SC Golf Cart Law at a Glance (§ 56-2-90)
- Permit, registration, and proof of liability insurance required ($5 DMV fee)
- Driver must be 16+ with a valid license
- Daylight hours only, unless a municipality allows lighted nighttime use
- Roads posted 35 mph or less, within 4 miles of the registered address
- Passengers under 12 must wear a fastened seat belt
The Rules for Driving a Golf Cart on South Carolina Roads
The current rules live in S.C. Code § 56-2-90, which the legislature rewrote in 2025 (the old § 56-2-105 citation you may find elsewhere is out of date):[1]
| Requirement | The Rule |
|---|---|
| Permit & registration | DMV permit decal and registration certificate: proof of ownership, proof of liability insurance, $5 fee. Decal renews every five years or on an address change. |
| Driver | At least 16 years old with a valid driver's license, carrying the license, registration, and proof of insurance. |
| Where | Roads posted 35 mph or less, within four miles of the registered address. Carts may cross faster roads at intersections. |
| When | Daylight hours by default. Municipalities may allow nighttime operation for carts with working headlights and taillights, and several Grand Strand towns have. |
| Children | Every passenger under 12 must wear a fastened seat belt. |
Local ordinances layer on top: cities can set hours, routes, and cart-path rules, and the beach towns do. Check the City of Myrtle Beach's golf cart rules before assuming the state defaults apply where you are driving.
Why the Rules Matter After a Crash
Every requirement above becomes a liability argument the moment someone gets hurt.
A cart on a 45-mph road, out after dark without municipal authorization, five miles from its registered address, or driven by an unlicensed teenager was somewhere the law says it should not have been, and that fact feeds directly into South Carolina's comparative fault analysis. It cuts both ways: a car driver who hits a lawfully operated cart cannot hide behind the cart's mere presence on the road, and a cart operator who broke the rules hands the defense its argument.

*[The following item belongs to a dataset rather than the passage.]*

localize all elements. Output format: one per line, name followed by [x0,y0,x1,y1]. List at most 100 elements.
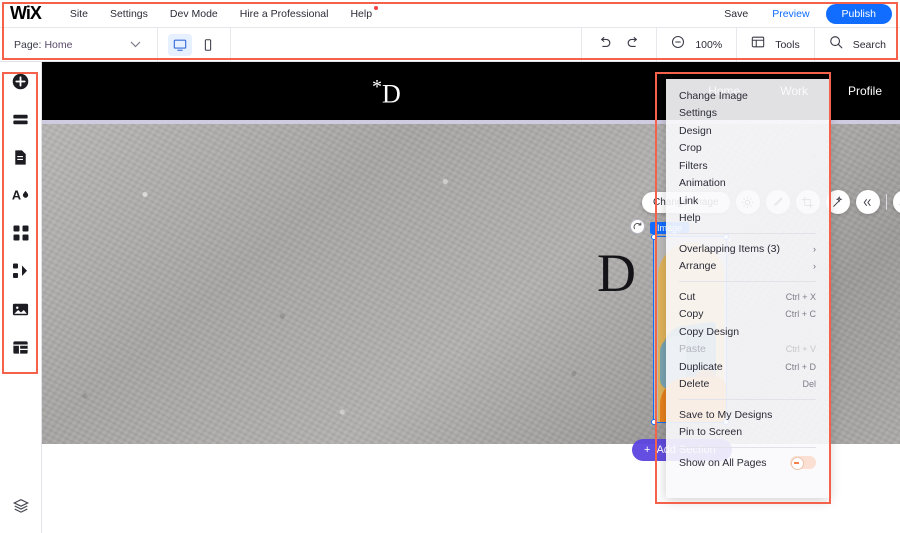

Fault still has to cause the crash to count. An unpermitted cart T-boned by a texting driver is still the texting driver's crash. The percentages get argued under the state's 51 percent comparative negligence rule, and the rule violations set the opening positions.
Golf Cart Injuries Run Worse Than People Expect
A cart offers its occupants almost nothing in a collision: no doors that matter, no restraints for most passengers, no structure designed to absorb impact. Ejections produce head injuries at speeds a car would shrug off, and rollovers, on soft shoulders, tight turns, and sloped beach-town streets, crush hands, arms, and legs. Children, overrepresented as cart passengers, are overrepresented in the injuries.
The claims that follow are real injury claims: emergency care, orthopedic surgery, brain injury workups, and everything covered in our guide to valuing pain and suffering in South Carolina. Treat a cart crash like the vehicle collision it is, medically and legally, from day one.
Who Pays After a Grand Strand Golf Cart Crash
The answer depends on who was careless, and the candidates are more varied than in a car case:
- The at-fault car driver's liability policy, when a car strikes a cart, the most common serious-injury scenario.
- The cart owner's liability coverage, required for the permit itself, when the cart operator caused the harm.
- The rental operator, when a fleet business rented to an unlicensed or underage driver, skipped maintenance, or ignored the rules it was charging tourists to break.
- A homeowners policy, for some off-road and private-property incidents.
- Your own UM/UIM coverage, when the at-fault driver is uninsured or thin, though whether it reaches a cart occupant depends on policy language worth having read professionally. Our page on South Carolina UM and UIM coverage covers the framework.
Rental-fleet cases deserve special attention on the Grand Strand: the operator's paperwork, what it verified, what it warned, what it maintained, is discoverable, and a business model built on tourists in a hurry does not always survive that discovery well.